Another prior art design of an ion barrier is disclosed in US Patent Application Publication No. US2015/0179388. In this structure, a plate-like conductive member is disposed within a conductive housing adjacent a cathode that is mounted to the conductive housing that is supplied with an electric potential. The conductive member is provided with a positive or negative bias in order to function as an ion repelling barrier or as an ion collector, depending upon the desired function for the conductive member and the conductive potential applied to the housing, as the housing forms a separate conductive element that interacts electrically with the conductive member to form the ion barrier.

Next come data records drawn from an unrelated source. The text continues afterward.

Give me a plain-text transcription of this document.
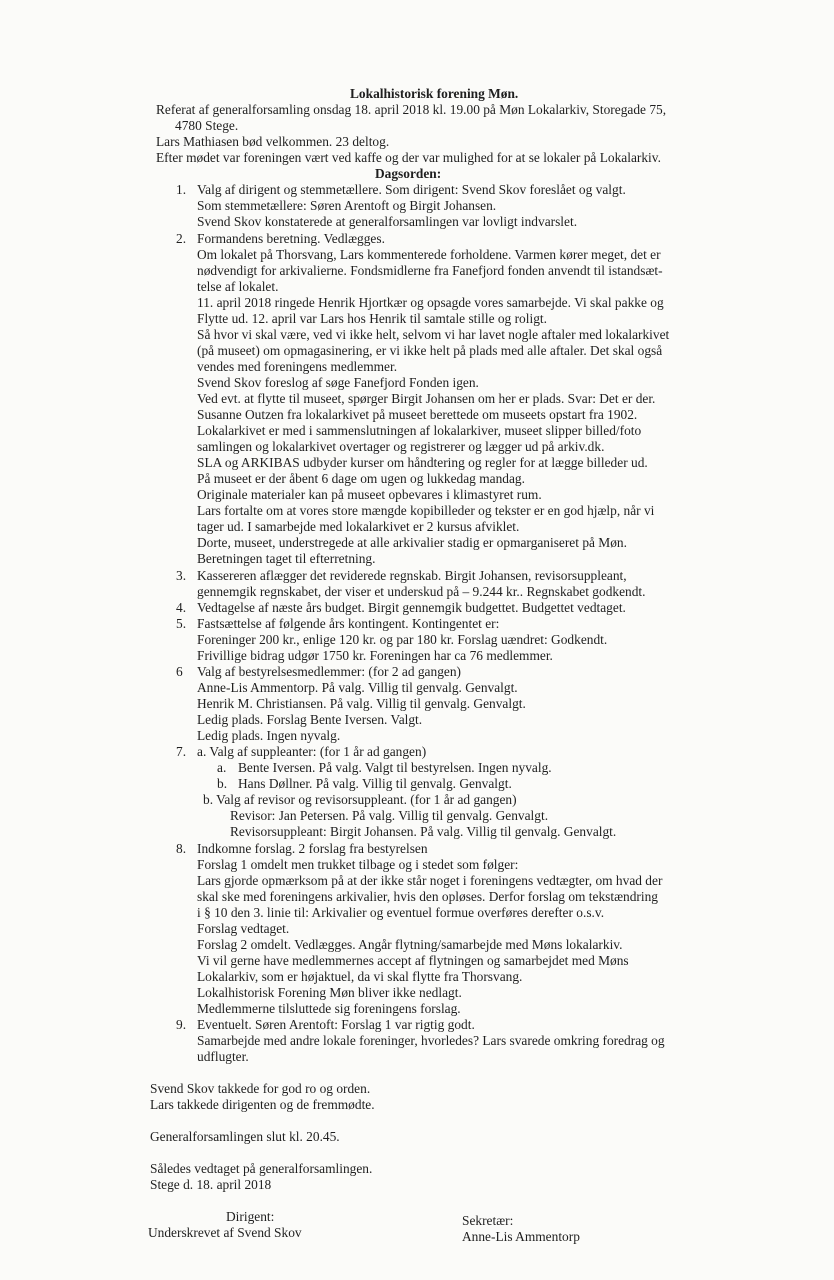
Lokalhistorisk forening Møn.
Referat af generalforsamling onsdag 18. april 2018 kl. 19.00 på Møn Lokalarkiv, Storegade 75,
4780 Stege.
Lars Mathiasen bød velkommen. 23 deltog.
Efter mødet var foreningen vært ved kaffe og der var mulighed for at se lokaler på Lokalarkiv.
Dagsorden:
1. Valg af dirigent og stemmetællere. Som dirigent: Svend Skov foreslået og valgt.
Som stemmetællere: Søren Arentoft og Birgit Johansen.
Svend Skov konstaterede at generalforsamlingen var lovligt indvarslet.
2. Formandens beretning. Vedlægges.
Om lokalet på Thorsvang, Lars kommenterede forholdene. Varmen kører meget, det er
nødvendigt for arkivalierne. Fondsmidlerne fra Fanefjord fonden anvendt til istandsæt-
telse af lokalet.
11. april 2018 ringede Henrik Hjortkær og opsagde vores samarbejde. Vi skal pakke og
Flytte ud. 12. april var Lars hos Henrik til samtale stille og roligt.
Så hvor vi skal være, ved vi ikke helt, selvom vi har lavet nogle aftaler med lokalarkivet
(på museet) om opmagasinering, er vi ikke helt på plads med alle aftaler. Det skal også
vendes med foreningens medlemmer.
Svend Skov foreslog af søge Fanefjord Fonden igen.
Ved evt. at flytte til museet, spørger Birgit Johansen om her er plads. Svar: Det er der.
Susanne Outzen fra lokalarkivet på museet berettede om museets opstart fra 1902.
Lokalarkivet er med i sammenslutningen af lokalarkiver, museet slipper billed/foto
samlingen og lokalarkivet overtager og registrerer og lægger ud på arkiv.dk.
SLA og ARKIBAS udbyder kurser om håndtering og regler for at lægge billeder ud.
På museet er der åbent 6 dage om ugen og lukkedag mandag.
Originale materialer kan på museet opbevares i klimastyret rum.
Lars fortalte om at vores store mængde kopibilleder og tekster er en god hjælp, når vi
tager ud. I samarbejde med lokalarkivet er 2 kursus afviklet.
Dorte, museet, understregede at alle arkivalier stadig er opmarganiseret på Møn.
Beretningen taget til efterretning.
3. Kassereren aflægger det reviderede regnskab. Birgit Johansen, revisorsuppleant,
gennemgik regnskabet, der viser et underskud på – 9.244 kr.. Regnskabet godkendt.
4. Vedtagelse af næste års budget. Birgit gennemgik budgettet. Budgettet vedtaget.
5. Fastsættelse af følgende års kontingent. Kontingentet er:
Foreninger 200 kr., enlige 120 kr. og par 180 kr. Forslag uændret: Godkendt.
Frivillige bidrag udgør 1750 kr. Foreningen har ca 76 medlemmer.
6 Valg af bestyrelsesmedlemmer: (for 2 ad gangen)
Anne-Lis Ammentorp. På valg. Villig til genvalg. Genvalgt.
Henrik M. Christiansen. På valg. Villig til genvalg. Genvalgt.
Ledig plads. Forslag Bente Iversen. Valgt.
Ledig plads. Ingen nyvalg.
7. a. Valg af suppleanter: (for 1 år ad gangen)
a. Bente Iversen. På valg. Valgt til bestyrelsen. Ingen nyvalg.
b. Hans Døllner. På valg. Villig til genvalg. Genvalgt.
b. Valg af revisor og revisorsuppleant. (for 1 år ad gangen)
Revisor: Jan Petersen. På valg. Villig til genvalg. Genvalgt.
Revisorsuppleant: Birgit Johansen. På valg. Villig til genvalg. Genvalgt.
8. Indkomne forslag. 2 forslag fra bestyrelsen
Forslag 1 omdelt men trukket tilbage og i stedet som følger:
Lars gjorde opmærksom på at der ikke står noget i foreningens vedtægter, om hvad der
skal ske med foreningens arkivalier, hvis den opløses. Derfor forslag om tekstændring
i § 10 den 3. linie til: Arkivalier og eventuel formue overføres derefter o.s.v.
Forslag vedtaget.
Forslag 2 omdelt. Vedlægges. Angår flytning/samarbejde med Møns lokalarkiv.
Vi vil gerne have medlemmernes accept af flytningen og samarbejdet med Møns
Lokalarkiv, som er højaktuel, da vi skal flytte fra Thorsvang.
Lokalhistorisk Forening Møn bliver ikke nedlagt.
Medlemmerne tilsluttede sig foreningens forslag.
9. Eventuelt. Søren Arentoft: Forslag 1 var rigtig godt.
Samarbejde med andre lokale foreninger, hvorledes? Lars svarede omkring foredrag og
udflugter.
Svend Skov takkede for god ro og orden.
Lars takkede dirigenten og de fremmødte.
Generalforsamlingen slut kl. 20.45.
Således vedtaget på generalforsamlingen.
Stege d. 18. april 2018
Dirigent:
Underskrevet af Svend Skov
Sekretær:
Anne-Lis Ammentorp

However, being formed with a plate-like structure, the conductive member utilized in this prior art ion barrier requires a significant voltage in order to effectively function to repel or attract the ions moving towards the conductive member. Particularly, in this prior art in repelling mode the ion barrier plate is envisioned to be located downstream from the cathode to form the accelerating field for the electrons, thus being exposed to potentially damaging transient events with the high cathode potential. Further, the placement of the conductive member within but spaced from the interior surface of the housing significantly increases the cost and complexity of the construction of the device and provides a space between the barrier and the housing through which ions can pass. Especially, in high power x-ray tubes that are not considered in this prior art, the cross section of the electron beam is increased thus requiring an increased size of the ion barrier aperture and consequently requiring larger barrier voltages.
Hence it is desirable to provide an X-ray tube with an ion barrier which can effectively and efficiently function to limit the damage caused to the emitter as a result of ion bombardment, thereby increasing the useful life of the emitter and the X-ray tube without significantly increasing the complexity or cost of the construction of the X-ray tube.